Here is the speech Poitier gave On Oscar Night 2002:
“I arrived in Hollywood at the age of 22 in a time different than today’s, a time in which the odds against my standing here tonight 53 years later would not have fallen in my favor. Back then, no route had been established for where I was hoping to go, no pathway left in evidence for me to trace, no custom for me to follow.
“Yet, here I am this evening at the end of a journey that in 1949 would have been considered almost impossible and in fact might never have been set in motion were there not an untold number of courageous, unselfish choices made by a handful of visionary American film-makers, directors, writers and producers; each with a strong sense of citizenship responsibility to the times in which they lived; each unafraid to permit their art to reflect their views and values, ethical and moral, and moreover, acknowledge them as their own.
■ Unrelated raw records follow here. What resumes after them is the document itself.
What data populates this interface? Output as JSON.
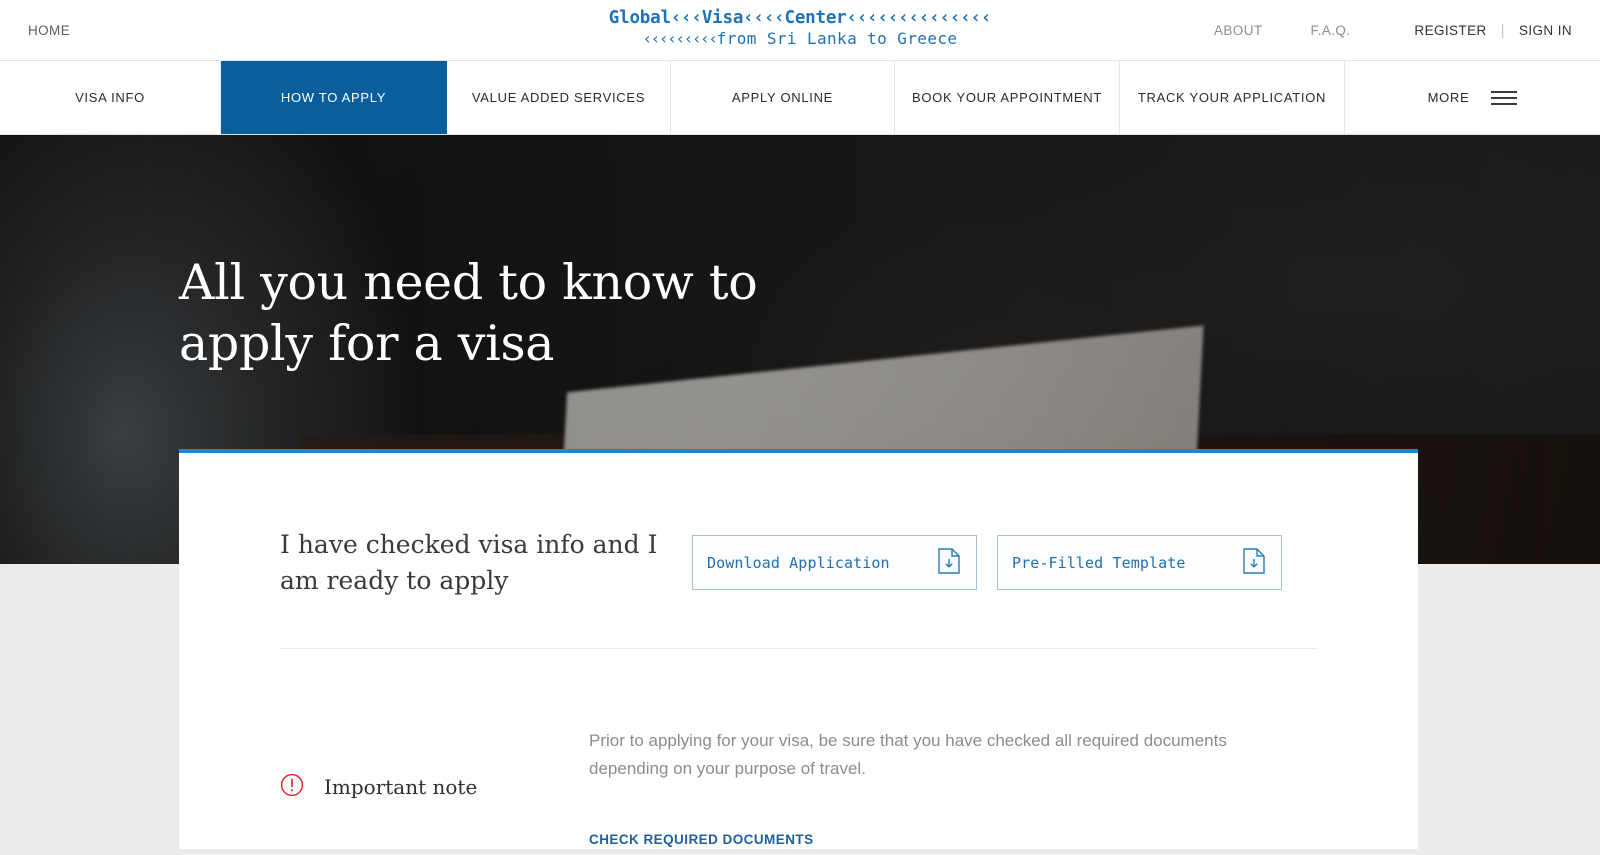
{
  "topbar": {
    "home_label": "HOME",
    "logo": {
      "line1_a": "Global",
      "line1_ch1": "‹‹‹",
      "line1_b": "Visa",
      "line1_ch2": "‹‹‹‹",
      "line1_c": "Center",
      "line1_ch3": "‹‹‹‹‹‹‹‹‹‹‹‹‹‹",
      "line2_ch": "‹‹‹‹‹‹‹‹‹",
      "line2_text": "from Sri Lanka to Greece"
    },
    "about_label": "ABOUT",
    "faq_label": "F.A.Q.",
    "register_label": "REGISTER",
    "separator": "|",
    "signin_label": "SIGN IN",
    "accent_color": "#1f72b5"
  },
  "mainnav": {
    "items": [
      {
        "label": "VISA INFO",
        "active": false
      },
      {
        "label": "HOW TO APPLY",
        "active": true
      },
      {
        "label": "VALUE ADDED SERVICES",
        "active": false
      },
      {
        "label": "APPLY ONLINE",
        "active": false
      },
      {
        "label": "BOOK YOUR APPOINTMENT",
        "active": false
      },
      {
        "label": "TRACK YOUR APPLICATION",
        "active": false
      }
    ],
    "more_label": "MORE",
    "active_color": "#0a5e9e"
  },
  "hero": {
    "title_line1": "All you need to know to",
    "title_line2": "apply for a visa"
  },
  "card": {
    "accent_color": "#1a86d8",
    "lead_line1": "I have checked visa info and I",
    "lead_line2": "am ready to apply",
    "buttons": [
      {
        "label": "Download Application",
        "icon": "document-download-icon"
      },
      {
        "label": "Pre-Filled Template",
        "icon": "document-download-icon"
      }
    ],
    "note": {
      "icon": "alert-circle-icon",
      "icon_color": "#e0282e",
      "title": "Important note",
      "body": "Prior to applying for your visa, be sure that you have checked all required documents depending on your purpose of travel.",
      "link_label": "CHECK REQUIRED DOCUMENTS",
      "link_color": "#1f5f9e"
    }
  }
}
“They knew the odds that stood against them and their efforts were overwhelming and likely could have proven too high to overcome. Still those film-makers persevered, speaking through their art to the best in all of us. And I’ve benefited from their effort. The industry benefited from their effort. America benefited from their effort. And in ways large and small the world has also benefited from their effort.
“Therefore, with respect, I share this great honor with the late Joe Mankiewicz, the late Richard Brooks, the late Ralph Nelson, the late Darryl Zanuck, the late Stanley Kramer, the Mirisch brothers – especially Walter whose friendship lies at the very heart of this moment – Guy Green, Norman Jewison, and all others who have had a hand in altering the odds for me and for others.
“Without them this most memorable moment would not have come to pass and the many excellent young actors who have followed in admirable fashion might not have come as they have to enrich the tradition of American film-making as they have. I accept this award in memory of all the African-American actors and actresses who went before me in the difficult years, on whose shoulders I was privileged to stand to see where I might go.”
Enjoy the next part of that “journey” you mentioned at both Oscar occasions, Sir Sidney Poitier. We are beyond grateful to have shared this journey with one of the greats in film history.